Hydrothermal Treatment of Alumina Powders to Alter the Low-Temperature Binding of Chemically Bonded Phosphate Ceramic Composites Via Infrared Irradiation

This paper explores the hydrothermal treatment of α-Al 2 O 3 powders to improve the binding in ceramic parts produced via a chemical bonding of ceramic powders combining a phosphate binder and infrared (IR) curing. Alumina powders are pre-treated in hydrothermal conditions with both water and phosphoric acid solution before slurry preparation and infrared irradiation. The effects of hydrothermal treatments on the powder’s chemical reactions and the composite’s final microstructure are assessed upon IR irradiation. While the water treatment does not induce any chemical changes, the presence of phosphoric acid leads to the appearance of phosphate phases Al(PO 3 ) 3 and AlPO 4 . Hydrothermal treatments in water and in phosphoric acid solution are found to drive faster and more intense phosphate condensation reactions at lower temperatures, with a stronger effect in the presence of H 3 PO 4 (condensation temperature of 150 °C for the H 3 PO 4 -hydrothermal treated powder compared to 165 °C for the untreated powder).
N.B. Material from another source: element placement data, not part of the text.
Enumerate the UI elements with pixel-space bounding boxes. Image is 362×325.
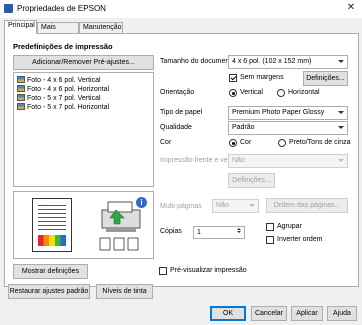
add-remove-presets-button[interactable]: Adicionar/Remover Pré-ajustes... [13,55,154,70]
grayscale-option-label: Preto/Tons de cinza [289,139,351,146]
copies-stepper[interactable]: 1 [193,226,245,239]
window-title: Propriedades de EPSON [17,4,106,13]
ok-button[interactable]: OK [210,306,246,321]
chevron-down-icon [338,111,344,114]
ink-levels-button[interactable]: Níveis de tinta [96,284,153,299]
multipage-select[interactable]: Não [212,199,259,213]
color-radio[interactable] [229,139,237,147]
document-page-icon [32,198,72,252]
borderless-settings-button[interactable]: Definições... [303,71,348,86]
cancel-button[interactable]: Cancelar [251,306,287,321]
grayscale-radio[interactable] [278,139,286,147]
orientation-horizontal-label: Horizontal [288,89,320,96]
list-item[interactable]: Foto - 5 x 7 pol. Vertical [17,94,101,103]
chevron-down-icon [338,159,344,162]
doc-size-label: Tamanho do documento [160,58,236,65]
borderless-checkbox[interactable] [229,74,237,82]
title-bar: Propriedades de EPSON ✕ [0,0,362,18]
duplex-select[interactable]: Não [228,154,348,168]
print-preview-area [13,191,154,259]
quality-select[interactable]: Padrão [228,121,348,135]
orientation-label: Orientação [160,89,195,96]
copies-label: Cópias [160,228,182,235]
info-icon[interactable]: i [136,197,147,208]
tab-mais-opcoes[interactable]: Mais opções [37,22,79,41]
paper-type-label: Tipo de papel [160,109,203,116]
apply-button[interactable]: Aplicar [291,306,323,321]
chevron-down-icon [338,126,344,129]
close-icon[interactable]: ✕ [344,2,358,14]
photo-preset-icon [17,76,25,83]
photo-preset-icon [17,103,25,110]
duplex-label: Impressão frente e verso [160,157,238,164]
presets-list[interactable]: Foto - 4 x 6 pol. Vertical Foto - 4 x 6 … [13,72,154,187]
orientation-vertical-label: Vertical [240,89,263,96]
print-preview-label: Pré-visualizar impressão [170,267,247,274]
presets-heading: Predefinições de impressão [13,42,113,51]
duplex-settings-button[interactable]: Definições... [228,173,275,188]
list-item[interactable]: Foto - 4 x 6 pol. Vertical [17,76,101,85]
photo-preset-icon [17,85,25,92]
photo-preset-icon [17,94,25,101]
list-item[interactable]: Foto - 5 x 7 pol. Horizontal [17,103,109,112]
orientation-horizontal-radio[interactable] [277,89,285,97]
borderless-label: Sem margens [240,74,284,81]
tab-manutencao[interactable]: Manutenção [79,22,123,33]
tab-principal[interactable]: Principal [4,20,37,34]
help-button[interactable]: Ajuda [327,306,357,321]
spinner-arrows-icon[interactable] [235,228,243,237]
list-item[interactable]: Foto - 4 x 6 pol. Horizontal [17,85,109,94]
collate-checkbox[interactable] [266,223,274,231]
chevron-down-icon [249,204,255,207]
print-preview-checkbox[interactable] [159,267,167,275]
reverse-order-label: Inverter ordem [277,236,323,243]
page-order-button[interactable]: Ordem das páginas... [266,198,348,213]
quality-label: Qualidade [160,124,192,131]
paper-type-select[interactable]: Premium Photo Paper Glossy [228,106,348,120]
collate-label: Agrupar [277,223,302,230]
restore-defaults-button[interactable]: Restaurar ajustes padrão [8,284,90,299]
printer-app-icon [4,4,13,13]
show-settings-button[interactable]: Mostrar definições [13,264,88,279]
color-label: Cor [160,139,172,146]
orientation-vertical-radio[interactable] [229,89,237,97]
multipage-label: Multi-páginas [160,203,202,210]
doc-size-select[interactable]: 4 x 6 pol. (102 x 152 mm) [228,55,348,69]
color-option-label: Cor [240,139,252,146]
chevron-down-icon [338,60,344,63]
reverse-order-checkbox[interactable] [266,236,274,244]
This improved reactivity of hydrothermal treatment α-Al 2 O 3 powders, especially in the presence of H 3 PO 4 , leads to a general decrease of porosity for 3D printed parts compared to untreated alumina (for both top surfaces and cross-sections). While further optimization is needed to reduce the final porosity, it is possible to rapidly print 3D parts using this method, demonstrating a possible pathway to a single-step additive manufacturing (AM) process for ceramics.